A more detailed, genetic-factor-targeted investigation may prove more beneficial to clarify this issue [19]. To further elucidate the role of hand anthropometries on the development of CTS, we proposed that future studies should have a larger sample size of male subjects, an even distribution of patients among severity subgroups, and use universal electrodiagnostic criteria [17]. Furthermore, the previously unreported finding of higher incidence in females requires further investigation [60].

Prospective cohort studies could be a better way of elucidating independent risk factors in CTS patients [43]. Future studies on diagnostic and treatment support for CTS should consider the possibility of diagnosing or treating two different conditions, even if both ultimately result in compromising the median nerve at the wrist, and examine whether their findings apply equally to patients above and below 63 years of age [53].

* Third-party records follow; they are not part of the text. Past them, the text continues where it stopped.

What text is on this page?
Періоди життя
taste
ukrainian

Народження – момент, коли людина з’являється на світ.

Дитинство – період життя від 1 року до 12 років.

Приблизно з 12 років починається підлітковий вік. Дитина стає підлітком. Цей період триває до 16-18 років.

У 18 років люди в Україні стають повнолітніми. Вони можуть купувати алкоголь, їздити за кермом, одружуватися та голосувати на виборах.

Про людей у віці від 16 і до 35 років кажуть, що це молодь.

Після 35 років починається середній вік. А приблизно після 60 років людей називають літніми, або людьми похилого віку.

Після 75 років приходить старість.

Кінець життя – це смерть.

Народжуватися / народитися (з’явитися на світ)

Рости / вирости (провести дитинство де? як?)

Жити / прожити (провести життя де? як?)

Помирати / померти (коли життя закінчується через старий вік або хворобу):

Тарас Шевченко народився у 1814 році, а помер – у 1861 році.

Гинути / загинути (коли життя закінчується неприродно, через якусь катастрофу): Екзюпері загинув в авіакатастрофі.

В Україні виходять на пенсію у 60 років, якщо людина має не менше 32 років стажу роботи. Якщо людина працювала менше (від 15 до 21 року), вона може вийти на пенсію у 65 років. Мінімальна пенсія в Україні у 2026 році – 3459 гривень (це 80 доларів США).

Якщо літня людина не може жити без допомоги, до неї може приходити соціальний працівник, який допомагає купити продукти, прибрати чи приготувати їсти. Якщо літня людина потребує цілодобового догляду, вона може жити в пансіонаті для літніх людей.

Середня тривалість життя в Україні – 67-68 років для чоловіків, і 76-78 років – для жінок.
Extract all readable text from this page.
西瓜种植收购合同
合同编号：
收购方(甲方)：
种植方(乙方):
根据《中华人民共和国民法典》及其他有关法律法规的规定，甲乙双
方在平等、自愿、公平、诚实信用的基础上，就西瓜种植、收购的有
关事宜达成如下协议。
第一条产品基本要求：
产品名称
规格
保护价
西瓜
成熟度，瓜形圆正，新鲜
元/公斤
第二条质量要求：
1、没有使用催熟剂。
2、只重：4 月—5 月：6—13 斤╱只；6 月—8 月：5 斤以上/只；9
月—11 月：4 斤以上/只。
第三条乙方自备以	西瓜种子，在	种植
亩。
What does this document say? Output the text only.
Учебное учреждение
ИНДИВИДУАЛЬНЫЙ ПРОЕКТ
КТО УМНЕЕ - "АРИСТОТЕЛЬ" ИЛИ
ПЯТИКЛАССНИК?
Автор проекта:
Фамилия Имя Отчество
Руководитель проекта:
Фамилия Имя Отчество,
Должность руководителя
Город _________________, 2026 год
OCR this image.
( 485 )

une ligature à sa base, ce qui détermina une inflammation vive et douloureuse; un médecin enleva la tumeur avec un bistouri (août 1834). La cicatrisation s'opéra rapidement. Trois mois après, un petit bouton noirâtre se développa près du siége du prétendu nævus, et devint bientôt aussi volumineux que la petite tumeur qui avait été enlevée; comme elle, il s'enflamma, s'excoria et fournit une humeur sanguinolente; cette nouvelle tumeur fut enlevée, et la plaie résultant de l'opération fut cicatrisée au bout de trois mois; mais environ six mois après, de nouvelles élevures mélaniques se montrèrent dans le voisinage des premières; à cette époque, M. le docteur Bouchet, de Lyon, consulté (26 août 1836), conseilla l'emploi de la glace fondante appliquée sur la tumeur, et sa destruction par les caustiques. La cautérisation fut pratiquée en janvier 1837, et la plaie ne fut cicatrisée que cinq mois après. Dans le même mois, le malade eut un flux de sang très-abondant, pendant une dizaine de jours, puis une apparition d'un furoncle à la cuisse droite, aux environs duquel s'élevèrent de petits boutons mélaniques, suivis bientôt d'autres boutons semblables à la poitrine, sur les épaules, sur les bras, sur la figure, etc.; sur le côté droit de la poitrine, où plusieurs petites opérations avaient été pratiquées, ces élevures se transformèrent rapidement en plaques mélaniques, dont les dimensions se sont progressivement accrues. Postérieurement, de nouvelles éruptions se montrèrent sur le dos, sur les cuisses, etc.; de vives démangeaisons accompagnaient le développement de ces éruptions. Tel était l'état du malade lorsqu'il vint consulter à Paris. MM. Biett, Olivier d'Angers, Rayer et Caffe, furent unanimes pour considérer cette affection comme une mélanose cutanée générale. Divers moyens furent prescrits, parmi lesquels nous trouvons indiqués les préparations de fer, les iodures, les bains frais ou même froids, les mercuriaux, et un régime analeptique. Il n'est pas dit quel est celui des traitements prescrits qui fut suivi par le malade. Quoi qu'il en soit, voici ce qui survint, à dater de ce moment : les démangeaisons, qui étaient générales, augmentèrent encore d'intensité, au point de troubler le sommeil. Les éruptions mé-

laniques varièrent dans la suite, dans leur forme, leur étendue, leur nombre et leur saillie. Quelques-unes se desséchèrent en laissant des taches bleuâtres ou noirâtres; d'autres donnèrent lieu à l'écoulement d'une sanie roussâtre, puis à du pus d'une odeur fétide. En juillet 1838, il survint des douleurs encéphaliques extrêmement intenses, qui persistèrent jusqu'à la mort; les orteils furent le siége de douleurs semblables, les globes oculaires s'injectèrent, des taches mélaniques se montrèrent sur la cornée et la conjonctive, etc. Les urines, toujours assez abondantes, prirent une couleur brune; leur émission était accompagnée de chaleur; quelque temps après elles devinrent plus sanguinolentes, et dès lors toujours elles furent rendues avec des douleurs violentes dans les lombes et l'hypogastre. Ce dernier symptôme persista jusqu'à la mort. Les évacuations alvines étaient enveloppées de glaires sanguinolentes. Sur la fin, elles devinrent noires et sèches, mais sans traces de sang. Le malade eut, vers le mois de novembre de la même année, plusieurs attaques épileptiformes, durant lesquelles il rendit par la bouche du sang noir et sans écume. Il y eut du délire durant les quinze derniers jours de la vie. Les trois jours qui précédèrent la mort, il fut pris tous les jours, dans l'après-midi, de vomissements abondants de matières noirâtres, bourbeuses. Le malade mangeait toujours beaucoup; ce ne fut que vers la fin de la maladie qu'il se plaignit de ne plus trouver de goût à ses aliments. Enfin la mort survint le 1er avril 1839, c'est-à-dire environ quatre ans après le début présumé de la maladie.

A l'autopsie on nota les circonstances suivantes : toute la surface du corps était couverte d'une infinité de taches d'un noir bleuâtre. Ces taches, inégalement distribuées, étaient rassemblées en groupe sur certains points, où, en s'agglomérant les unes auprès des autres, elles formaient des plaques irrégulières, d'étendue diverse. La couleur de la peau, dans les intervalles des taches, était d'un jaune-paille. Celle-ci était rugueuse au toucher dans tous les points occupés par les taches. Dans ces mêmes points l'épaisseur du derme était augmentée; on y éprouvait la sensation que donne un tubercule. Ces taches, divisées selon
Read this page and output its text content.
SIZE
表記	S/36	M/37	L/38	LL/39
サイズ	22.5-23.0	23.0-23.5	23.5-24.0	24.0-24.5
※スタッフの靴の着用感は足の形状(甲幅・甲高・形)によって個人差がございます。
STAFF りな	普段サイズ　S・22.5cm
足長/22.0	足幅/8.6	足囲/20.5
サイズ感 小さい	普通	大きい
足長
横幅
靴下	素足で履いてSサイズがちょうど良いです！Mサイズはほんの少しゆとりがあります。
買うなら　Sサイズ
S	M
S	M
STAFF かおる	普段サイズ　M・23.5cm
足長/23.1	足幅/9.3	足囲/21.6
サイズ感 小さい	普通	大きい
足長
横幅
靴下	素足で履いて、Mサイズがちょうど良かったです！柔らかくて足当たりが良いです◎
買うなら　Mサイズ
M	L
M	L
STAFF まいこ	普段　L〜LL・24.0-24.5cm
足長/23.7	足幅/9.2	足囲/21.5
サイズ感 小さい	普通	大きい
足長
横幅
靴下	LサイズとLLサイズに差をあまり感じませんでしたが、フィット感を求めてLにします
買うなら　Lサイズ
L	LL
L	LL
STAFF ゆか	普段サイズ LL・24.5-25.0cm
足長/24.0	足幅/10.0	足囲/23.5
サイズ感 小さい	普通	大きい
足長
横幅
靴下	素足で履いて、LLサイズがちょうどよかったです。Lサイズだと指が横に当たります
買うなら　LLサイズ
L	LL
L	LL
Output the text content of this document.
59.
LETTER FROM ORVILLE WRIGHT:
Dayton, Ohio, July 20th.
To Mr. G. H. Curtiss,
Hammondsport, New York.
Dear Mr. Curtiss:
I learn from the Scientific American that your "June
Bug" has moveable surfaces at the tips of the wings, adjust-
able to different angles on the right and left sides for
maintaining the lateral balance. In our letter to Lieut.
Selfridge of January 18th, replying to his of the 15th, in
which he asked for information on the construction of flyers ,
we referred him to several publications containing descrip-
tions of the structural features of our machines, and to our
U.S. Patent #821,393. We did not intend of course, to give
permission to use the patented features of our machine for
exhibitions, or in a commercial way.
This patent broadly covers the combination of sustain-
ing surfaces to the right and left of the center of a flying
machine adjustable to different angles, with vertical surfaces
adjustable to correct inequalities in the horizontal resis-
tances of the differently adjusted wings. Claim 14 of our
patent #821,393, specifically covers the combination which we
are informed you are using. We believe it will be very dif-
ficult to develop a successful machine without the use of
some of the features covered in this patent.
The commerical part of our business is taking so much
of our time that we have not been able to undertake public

Becker, J., Nora, D.B., Gomes, I., Stringari, F.F., Seitensus, R., Panosso, J.S. and Ehlers, J.A.C. [47] state that a prospective study with diabetic patients could be a better way to elucidate the real association between diabetes and CTS. Longitudinal and genetic studies with physician verification of migraine headaches and CTS are needed to define this association further [52].

5. Limitations

Despite the existence of several risk factors for CTS, this paper was limited to the study of age, sex, BMI, handedness, abdominal circumference, respiratory rate, and blood pressure because we intend to study these variables further research and apply them in the manufacturing industry.

6. Conclusions

CTS is associated with older age, female sex, and high BMI. Regarding age, it is considered the most important predictor of surgical release, and among those with multiple neuropathies, male patients were more likely to have surgery than female patients. CTS is a work-related disease in both men and women when the occupational tasks are similar. Women with CTS were more sensitive than men regarding reporting their symptoms. Older age, higher BMI, and diabetes mellitus were more prevalent in patients with bilateral CTS. Age and BMI were independently associated with bilateral CTS. Finally, there is an association between CTS and cardiovascular risk factors in young people and carotid intima-media thickness.